Department of Developmental and Social Psychology, University of Padua, Via Venezia, 8, 35131 Padua, Italy.
Padova Neuroscience Center, 35131 Padua, Italy.
Sensors (Basel). 2024 Jun 26;24(13):4161. doi: 10.3390/s24134161.
Functional Near Infrared Spectroscopy (fNIRS) and Electroencephalography (EEG) are commonly employed neuroimaging methods in developmental neuroscience. Since they offer complementary strengths and their simultaneous recording is relatively easy, combining them is highly desirable. However, to date, very few infant studies have been conducted with NIRS-EEG, partly because analyzing and interpreting multimodal data is challenging. In this work, we propose a framework to carry out a multivariate pattern analysis that uses an NIRS-EEG feature matrix, obtained by selecting EEG trials presented within larger NIRS blocks, and combining the corresponding features. Importantly, this classifier is intended to be sensitive enough to apply to individual-level, and not group-level data. We tested the classifier on NIRS-EEG data acquired from five newborn infants who were listening to human speech and monkey vocalizations. We evaluated how accurately the model classified stimuli when applied to EEG data alone, NIRS data alone, or combined NIRS-EEG data. For three out of five infants, the classifier achieved high and statistically significant accuracy when using features from the NIRS data alone, but even higher accuracy when using combined EEG and NIRS data, particularly from both hemoglobin components. For the other two infants, accuracies were lower overall, but for one of them the highest accuracy was still achieved when using combined EEG and NIRS data with both hemoglobin components. We discuss how classification based on joint NIRS-EEG data could be modified to fit the needs of different experimental paradigms and needs.

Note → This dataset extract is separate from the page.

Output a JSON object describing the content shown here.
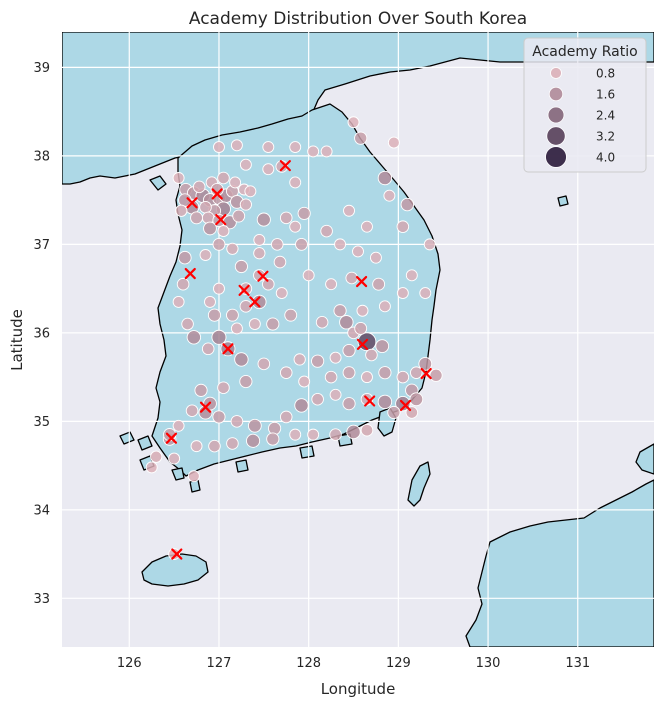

功能近红外光谱 (fNIRS) 和脑电图 (EEG) 是发展神经科学中常用的神经影像学方法。由于它们具有互补的优势,并且同时记录相对容易,因此将它们结合起来非常理想。然而,迄今为止,很少有婴儿研究使用 NIRS-EEG 进行,部分原因是分析和解释多模态数据具有挑战性。在这项工作中,我们提出了一个框架来进行多元模式分析,该框架使用 NIRS-EEG 特征矩阵,通过选择在更大的 NIRS 块内呈现的 EEG 试验并结合相应的特征来获得该矩阵。重要的是,该分类器旨在足够敏感,可应用于个体水平而不是群体水平的数据。我们在五个听人类言语和猴子叫声的新生儿的 NIRS-EEG 数据上测试了该分类器。我们评估了该模型在单独应用 EEG 数据、单独应用 NIRS 数据或同时应用 NIRS-EEG 数据时对刺激的分类精度。对于五个婴儿中的三个,当单独使用 NIRS 数据的特征时,分类器的准确率很高且具有统计学意义,但当使用组合的 EEG 和 NIRS 数据时,准确率更高,尤其是当同时使用两种血红蛋白成分时。对于另外两个婴儿,整体准确率较低,但对于其中一个婴儿,当使用两种血红蛋白成分的组合 EEG 和 NIRS 数据时,仍能达到最高的准确率。我们讨论了如何根据联合 NIRS-EEG 数据修改分类,以适应不同实验范式和需求。